MY LOUSY WORLD: Stuff I don’t know and can’t prove


There are many things in this life that aren’t even up for debate since they’re so obvious. For instance, if I set my alarm for anytime earlier than 9 a.m., I’ll hit the snooze three times and hours later will find the clock on the floor missing the battery. We know this.

But many other things — like who will win the Super Bowl Sunday — we have no way of knowing for sure. I’m betting on the underdog Falcons purely on flawless instincts born of decades of gambling. But many things remain unknown, at least in the mind of this reporter. For instance:

• Do the hairs on the neck really stand up? I repeatedly hear that claim on my true-life crime shows. Either a detective, crime victim or witness will say, “It made the hairs on my neck stand up.” Sometimes it’s even, “the hairs on my neck literally stood up.” But as Donald Trump has taught us, “literally” isn’t always meant to be taken literally.

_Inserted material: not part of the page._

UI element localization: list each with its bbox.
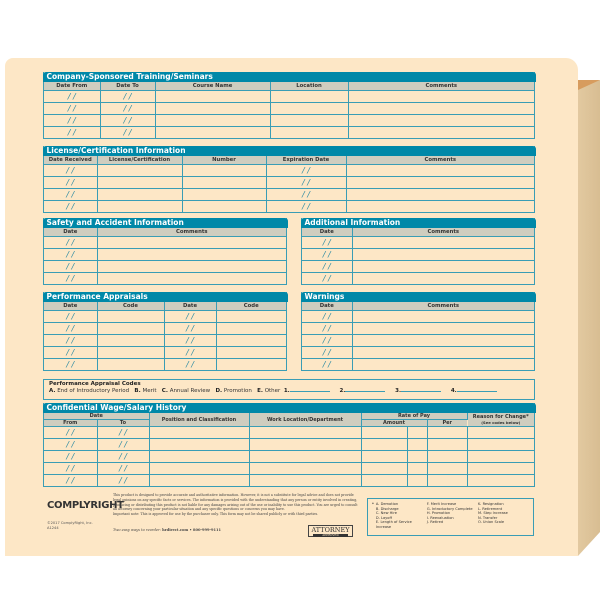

• Do detectives reimburse homeowners after they beat down doors, tear up carpets or backyards looking for blood and bodies? Innocent or guilty, who cleans up that carnage?

• How about when they confiscate someone’s vehicle they purchased from a murder suspect? Once they tear up the carpet and remove the seats looking for hairs, do they buy that poor sap a new vehicle, or is it just “Buyer beware?”

• How does God hear everyone praying at once? Oh, I realize he’s omnipotent, omnipresent and ambidextrous, but millions at once? Does he tune out certain repetitive ramblers, thinking, “Yeah, yeah; same old ‘forgive me for the usual sin’ broken record?” 

Now, I’m not placing myself on an equal level with the almighty, but I can’t even think of a favorite song’s lyrics when another is playing in the background. I’m sure some days are easier, but on Easter Sunday morning, with millions praying all at once, in dozens of different languages, it’s gotta be next-to-impossible.

• Why does it matter which direction I rotate my Marie Callender Salisbury Steak? Right there on the box, it insists, “Pull back film and stir potatoes. Rotate steak one-half turn, counterclockwise …” Before I noticed the specific direction, I had just spun the entire dinner while pinning down the steak. Now I have no idea which direction the meat was technically spun.

• How does one win a political debate with a conspiracy theorist? I can prove or disprove hard facts, but theories can’t be disproved — especially when seeming proof is always met with, “No, it has happened … YET.”

Great! So now we realists not only have to prove something didn’t happen, but also something won’t happen in some open-ended future!

The second favorite C.T. “go to” is the old, “Of course you haven’t heard, because the mainstream media won’t report it.” It’s futile pointing out the obvious — that the liberal media salivates at reporting anything that might hurt or even destroy the Republicans, and likewise Fox and right-wing talk radio chomps at the bit for that provable knockout punch. But that inescapable logic is sidestepped with, “Oh no; they’re the same. They’re all controlled by the government and cover up certain huge stories.”

So you’ve got two bloodthirsty, competing parties, independents hoping to discredit both, social media, your Snowdens, Assanges, Wiki-Leaks, and now even the wiretapping Russians — all prowling like lions for red meat exclusives. Yet I’m to believe mind-blowing scandals are ingeniously, jointly concealed forever from Joe Public?

I’d more likely believe a Super Bowl was rigged for a predetermined outcome, with every single player on both teams, all refs and possibly even the announcers in on the perfectly synchronized fix. Just one weak link or disgruntled participant could expose everything, but they stay locked in perfect unison with no one the wiser.

Well, I can‘t prove otherwise, and therein lies the genius of the conspiracy theory. George Bush and the Jews orchestrated 9/11, Michelle Obama was born a man and Hillary ran an underage sex ring out of a Jersey pizza parlor. Too bad both parties and all news outlets have agreed to keep the proof to themselves in a show of mutual respect.

Riiiiight! And I suppose man will one day walk on the moon!